Insomma, secondo quale assurda logica (estesa per giunta ad altri momenti non raccontati, con quel “Come faccio solamente di rado”) uno dovrebbe dirigersi minaccioso dal fruttivendolo? Il resto del racconto porta avanti questo meccanismo di per sé stridente (su un piano logico) fino a un dilagare generale di azioni paradossali, agli occhi di chi legge, ma coerenti con l’incipit: il protagonista tasterà tutte le angurie finendo per far innervosire il fruttivendolo e ritrovarsi in tribunale.
Il comico come frantumazione del λόγος
Ripensando al comico come avvertimento del contrario, allora, in accezione pirandelliana, possiamo notare che anche Sperduti orienta spesso il meccanismo fulminante del racconto verso l’interferenza, quindi la percezione, dei contrari. L’effetto comico scaturisce dalla frantumazione del λόγος atteso dal lettore, attraverso la fondazione di un nuovo pseudo-λόγος di marca surreale che è valido solo nello spazio-tempo del racconto, ma, fuori, genera l’avvertimento del contrario.

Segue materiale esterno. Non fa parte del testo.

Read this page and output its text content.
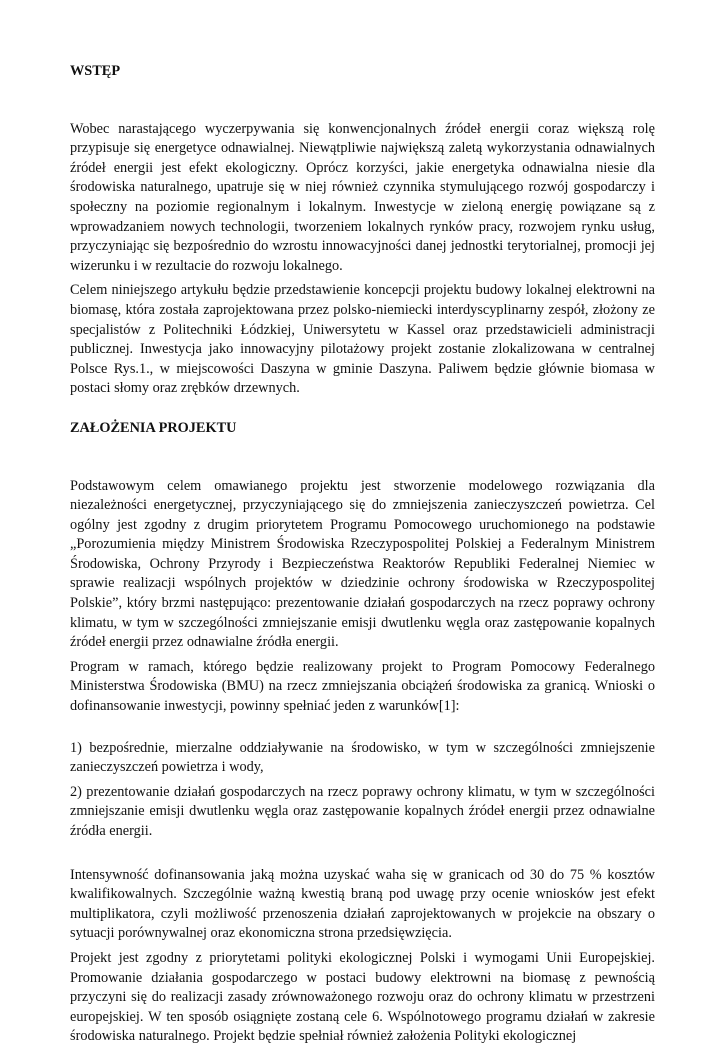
WSTĘP

Wobec narastającego wyczerpywania się konwencjonalnych źródeł energii coraz większą rolę przypisuje się energetyce odnawialnej. Niewątpliwie największą zaletą wykorzystania odnawialnych źródeł energii jest efekt ekologiczny. Oprócz korzyści, jakie energetyka odnawialna niesie dla środowiska naturalnego, upatruje się w niej również czynnika stymulującego rozwój gospodarczy i społeczny na poziomie regionalnym i lokalnym. Inwestycje w zieloną energię powiązane są z wprowadzaniem nowych technologii, tworzeniem lokalnych rynków pracy, rozwojem rynku usług, przyczyniając się bezpośrednio do wzrostu innowacyjności danej jednostki terytorialnej, promocji jej wizerunku i w rezultacie do rozwoju lokalnego.

Celem niniejszego artykułu będzie przedstawienie koncepcji projektu budowy lokalnej elektrowni na biomasę, która została zaprojektowana przez polsko-niemiecki interdyscyplinarny zespół, złożony ze specjalistów z Politechniki Łódzkiej, Uniwersytetu w Kassel oraz przedstawicieli administracji publicznej. Inwestycja jako innowacyjny pilotażowy projekt zostanie zlokalizowana w centralnej Polsce Rys.1., w miejscowości Daszyna w gminie Daszyna. Paliwem będzie głównie biomasa w postaci słomy oraz zrębków drzewnych.

ZAŁOŻENIA PROJEKTU

Podstawowym celem omawianego projektu jest stworzenie modelowego rozwiązania dla niezależności energetycznej, przyczyniającego się do zmniejszenia zanieczyszczeń powietrza. Cel ogólny jest zgodny z drugim priorytetem Programu Pomocowego uruchomionego na podstawie „Porozumienia między Ministrem Środowiska Rzeczypospolitej Polskiej a Federalnym Ministrem Środowiska, Ochrony Przyrody i Bezpieczeństwa Reaktorów Republiki Federalnej Niemiec w sprawie realizacji wspólnych projektów w dziedzinie ochrony środowiska w Rzeczypospolitej Polskie”, który brzmi następująco: prezentowanie działań gospodarczych na rzecz poprawy ochrony klimatu, w tym w szczególności zmniejszanie emisji dwutlenku węgla oraz zastępowanie kopalnych źródeł energii przez odnawialne źródła energii.

Program w ramach, którego będzie realizowany projekt to Program Pomocowy Federalnego Ministerstwa Środowiska (BMU) na rzecz zmniejszania obciążeń środowiska za granicą. Wnioski o dofinansowanie inwestycji, powinny spełniać jeden z warunków[1]:

1) bezpośrednie, mierzalne oddziaływanie na środowisko, w tym w szczególności zmniejszenie zanieczyszczeń powietrza i wody,

2) prezentowanie działań gospodarczych na rzecz poprawy ochrony klimatu, w tym w szczególności zmniejszanie emisji dwutlenku węgla oraz zastępowanie kopalnych źródeł energii przez odnawialne źródła energii.

Intensywność dofinansowania jaką można uzyskać waha się w granicach od 30 do 75 % kosztów kwalifikowalnych. Szczególnie ważną kwestią braną pod uwagę przy ocenie wniosków jest efekt multiplikatora, czyli możliwość przenoszenia działań zaprojektowanych w projekcie na obszary o sytuacji porównywalnej oraz ekonomiczna strona przedsięwzięcia.

Projekt jest zgodny z priorytetami polityki ekologicznej Polski i wymogami Unii Europejskiej. Promowanie działania gospodarczego w postaci budowy elektrowni na biomasę z pewnością przyczyni się do realizacji zasady zrównoważonego rozwoju oraz do ochrony klimatu w przestrzeni europejskiej. W ten sposób osiągnięte zostaną cele 6. Wspólnotowego programu działań w zakresie środowiska naturalnego. Projekt będzie spełniał również założenia Polityki ekologicznej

Va da sé che un’impostazione di questo genere (comunque solo esemplificativa, che non esaurisce tutti i montaggi possibili proposti dal libro), può essere facilmente declinata verso temi e toni anche molto diversi fra loro. In ottica “metalinguistica”, ad esempio, un racconto come Due sopra due sotto oppure infiniti conferma proprio la teoria della fondazione di un universo regolato secondo altre leggi, a seguito dell’affermazione di un contrario. L’incipit: “Mio padre il lettore ha detto camerista: non cameriera mio padre il lavoratore ha ricordato Assunta, e il mondo per come lo conoscevo è in un istante finito.” (p. 74).
Ma non si escludono anche percorsi più enigmatici, non necessariamente esilaranti, dove l’onirico è affrontato di per sé, per pura esplorazione dell’Altro dimensionale, come nella natura misteriosa e nostalgica di Il silenzio a quindici anni.
Enciclopedia del comico
Volevo fermarmi a tre righe ben scritte, insomma, esplora le forme possibili del racconto umoristico (includendo inoltre un’appendice di Cose da dire in società, sequela, anche questa, di ribaltamenti di proverbi o espressioni usuali), di cui coinvolge, però, anche gli angoli più spettrali, e ingloba, volendo attenersi ancora alla formula pirandelliana, anche il sentimento del contrario, cioè ciò che fa emergere, dietro l’evento nonsense, qualcosa di malinconico e oscuro. Nella versatilità delle storie, allora, possiamo vedere questo libro – concedendoci anche noi una storpiatura – come una sorta di mini-Enciclopedia delle scienze umoristiche in compendio.
E certamente, anche, come uno degli ultimi episodi di una casa editrice coraggiosa di cui si sentirà la mancanza.